The national refinery, the Refinadora Costarricense de Petroleo (RECOPE) made the request for a price hike on January 13, based on increases in the international price of oil.
The first hike of the year took effect on January 6, when fuel prices at the pumps increase ¢37 colones per litre of super, ¢30 for regular and ¢48 for diesel.
When second price hike takes effect, probably on Saturday, the prices at the pumps will jump to ¢619 for a litre of super (up from ¢592), ¢590 for regular (up from ¢562) and ¢489 for diesel (up from ¢475).
The increase, for example, adds ¢1,215 colones to fill a 45 litre tank with super gasoline.
But wait, there is another increase – a third for the year – around the corner, this time not due to changes in the international price of oil, but, to increases in RECOPE operating costs, mostly to pay for the obligatory benefits granted through collective agreements of its 1,742 employees.
Worse still, the RECOPE could file another fuel price hike as early as next Friday, February 10, being the second Friday of the month used under the current price adjustment methodology. The RECOPE has proposed a change from monthly to a weekly price adjustment, but that may be difficult to do. Read our report here.

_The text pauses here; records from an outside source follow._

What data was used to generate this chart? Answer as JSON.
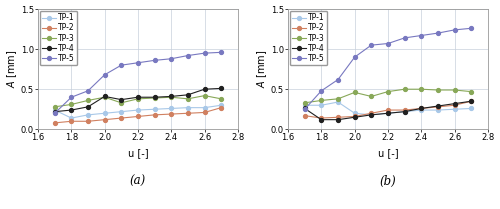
{
  "x": [
    1.7,
    1.8,
    1.9,
    2.0,
    2.1,
    2.2,
    2.3,
    2.4,
    2.5,
    2.6,
    2.7
  ],
  "panel_a": {
    "TP-1": [
      0.24,
      0.14,
      0.18,
      0.2,
      0.22,
      0.24,
      0.25,
      0.26,
      0.27,
      0.27,
      0.3
    ],
    "TP-2": [
      0.08,
      0.1,
      0.1,
      0.12,
      0.14,
      0.16,
      0.18,
      0.19,
      0.2,
      0.21,
      0.27
    ],
    "TP-3": [
      0.28,
      0.31,
      0.36,
      0.4,
      0.33,
      0.38,
      0.39,
      0.4,
      0.38,
      0.42,
      0.38
    ],
    "TP-4": [
      0.22,
      0.24,
      0.28,
      0.41,
      0.37,
      0.4,
      0.4,
      0.41,
      0.43,
      0.5,
      0.51
    ],
    "TP-5": [
      0.2,
      0.4,
      0.48,
      0.68,
      0.8,
      0.83,
      0.86,
      0.88,
      0.92,
      0.95,
      0.96
    ]
  },
  "panel_b": {
    "TP-1": [
      0.3,
      0.3,
      0.34,
      0.2,
      0.18,
      0.2,
      0.22,
      0.24,
      0.24,
      0.25,
      0.26
    ],
    "TP-2": [
      0.17,
      0.14,
      0.15,
      0.16,
      0.2,
      0.24,
      0.24,
      0.26,
      0.28,
      0.3,
      0.35
    ],
    "TP-3": [
      0.33,
      0.36,
      0.38,
      0.46,
      0.41,
      0.47,
      0.5,
      0.5,
      0.49,
      0.49,
      0.47
    ],
    "TP-4": [
      0.26,
      0.12,
      0.12,
      0.15,
      0.18,
      0.2,
      0.22,
      0.26,
      0.29,
      0.32,
      0.35
    ],
    "TP-5": [
      0.25,
      0.48,
      0.62,
      0.9,
      1.05,
      1.07,
      1.14,
      1.17,
      1.2,
      1.24,
      1.26
    ]
  },
  "colors": {
    "TP-1": "#a8c8e8",
    "TP-2": "#d08060",
    "TP-3": "#88a858",
    "TP-4": "#202020",
    "TP-5": "#7878c0"
  },
  "xlim": [
    1.6,
    2.8
  ],
  "ylim": [
    0,
    1.5
  ],
  "xticks": [
    1.6,
    1.8,
    2.0,
    2.2,
    2.4,
    2.6,
    2.8
  ],
  "yticks": [
    0,
    0.5,
    1.0,
    1.5
  ],
  "xlabel": "u [-]",
  "ylabel": "A [mm]",
  "label_a": "(a)",
  "label_b": "(b)"
}
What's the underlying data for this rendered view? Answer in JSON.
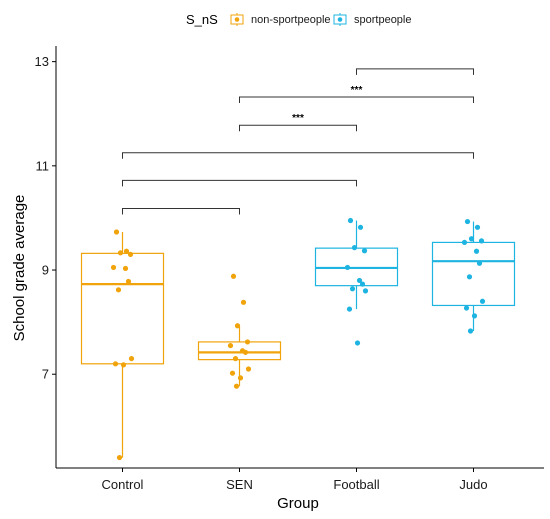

In the meantime, the citizen group “Ya no más RECOPE” (No more RECOPE) has called for a public demonstration, requesting the opening of the market. The group is clear it is not calling for a break up of state company, rather the government allow competition in the distribution of fuels in the country.
The group’s Facebook page says the demonstration is for Saturday, February 18, with a gathering in La Sabana park by 9am, on the west side of San Jose and march through Paseo Colon and Avenida Segunda ending on the east side of downtown San Jose, in the Plaza de la Democracia.